YARMOUTH — Sarah Day faces challenges from Michael Wilbur and Allison Hodgkins in her bid for a second term on the town’s School Committee, on which she serves as vice chairwoman.

The three candidates discussed Yarmouth’s school budget, as well as an issue they’d like to address facing the town’s schools.

The proposed $29.9 million budget, under review by the Town Council, includes $2.97 million in debt service, up from $1.92 million in the current year, largely due to payments on a $52 million bond for upgrades at all four of Yarmouth’s schools.

Committee member Margaret Groban is not running again for the second available seat on the panel. Election Day is July 14.

Sarah Day

Day said she “absolutely” supports the school budget at its current level. Given the impacts of the coronavirus pandemic, “it’s a really challenging economic time,” she said, and should the Town Council determine that a certain dollar number in cuts need to be made, “we’ll take a look at it again; we’ll determine where we can make those changes.”

District-wide enrollment has grown from 1,392 in 2009 to a projected 1,765 this fall, and could reach 1,972 by 2027, according to information provided by Superintendent Andrew Dolloff.

“We have a lot that we need to do in order to address that growth,” Day said, such as hiring more teachers. “Our English Language Learner numbers are growing, as are the number of students with social-emotional needs.”

A new issue that’s emerged is coping with the pandemic, and meeting the needs of students forced since mid-March to undergo distance learning at home, Day said. The schools have done well implementing remote programming, but “when the kids come back, there are going to be social and emotional issues that we’ll have to deal with; there will be academic issues that we have to deal with in terms of getting everybody where they need to be for their grade level.”

Day said she has “full confidence” in the school administration’s ability to address those objectives.

Development of a new five-year district strategic plan, to replace the guiding document that expires this year, is a goal of Day’s if she is re-elected.

Michael Wilbur

Wilbur noted that the greatest portion of the school budget is driven by salaries, and acknowledged that the construction projects bond is something town voters approved “overwhelmingly” in 2018. “I think we always have to be aware of gilding the lily, but at the same time I think we have a really strong education system here,” he said. “And that’s the reason that many people live here, and that has really been the source of success for many Yarmouth residents over the years.”

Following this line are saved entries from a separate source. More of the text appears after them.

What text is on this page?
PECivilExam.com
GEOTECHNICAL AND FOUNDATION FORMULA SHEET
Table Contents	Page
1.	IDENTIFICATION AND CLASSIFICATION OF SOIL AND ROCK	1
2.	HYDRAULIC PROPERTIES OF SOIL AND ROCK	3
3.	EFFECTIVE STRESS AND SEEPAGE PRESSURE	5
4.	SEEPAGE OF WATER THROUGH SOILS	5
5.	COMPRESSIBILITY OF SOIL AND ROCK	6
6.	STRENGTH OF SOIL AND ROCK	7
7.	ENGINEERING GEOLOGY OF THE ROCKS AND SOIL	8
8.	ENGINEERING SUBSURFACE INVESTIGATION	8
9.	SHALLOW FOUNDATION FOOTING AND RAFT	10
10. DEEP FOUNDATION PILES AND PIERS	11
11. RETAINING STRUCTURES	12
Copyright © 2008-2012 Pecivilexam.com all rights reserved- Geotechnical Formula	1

Wilbur said he supported the budget when it was rolled out, but given the current economic strain thinks that some reductions should be considered, although nothing drastic.

“Yarmouth must continue to provide the best education we can for our future citizens,” Wilbur said. “Growth in our school population is a given, and we must continue to meet more students’ needs. At the same time, we must be certain to spend only what we must to provide education to our children. We must use our resources carefully, especially in these uncertain times.”

As a 30-year resident and 20-year business owner in Yarmouth, “I’ve felt the tax burden having excellent schools place on a community,” he said, noting that as an elementary school teacher in Topsham, “I have an understanding of the opportunities and challenges facing public education.”

Yarmouth, as with other districts across the country, is seeing students coming in with greater learning needs, and Wilbur said he wants to ensure they get the help they need.

Allison Hodgkins

Hodgkins said she respects “the hard, careful and collaborative work that both the School Committee and the Town Council are doing right now” regarding Yarmouth’s school budget, adding she was heartened to see the balancing of competing expenditure needs, “because this is a tough year, and these are hard conversations.”

She called the proposed budget “prudent and responsible.”

As Yarmouth continues to grow and change, presenting different needs among its students, its School Committee and administration “have to figure out what is the most effective and efficient way to meet the needs of everyone, because that’s the mandate of a public school,” Hodgkins said. “… Everyone has a right to a good education, and we need to make sure that that happens.”

A 1987 Yarmouth High School graduate, Hodgkins said, “Yarmouth public schools made me what I am today. … And I want to work with the committee to navigate these challenges, to make sure that every kid who lives in Yarmouth has the same educational opportunities that I did, my sister did, my brothers did, my nieces and nephews … and my kids are having. It’s really that simple.”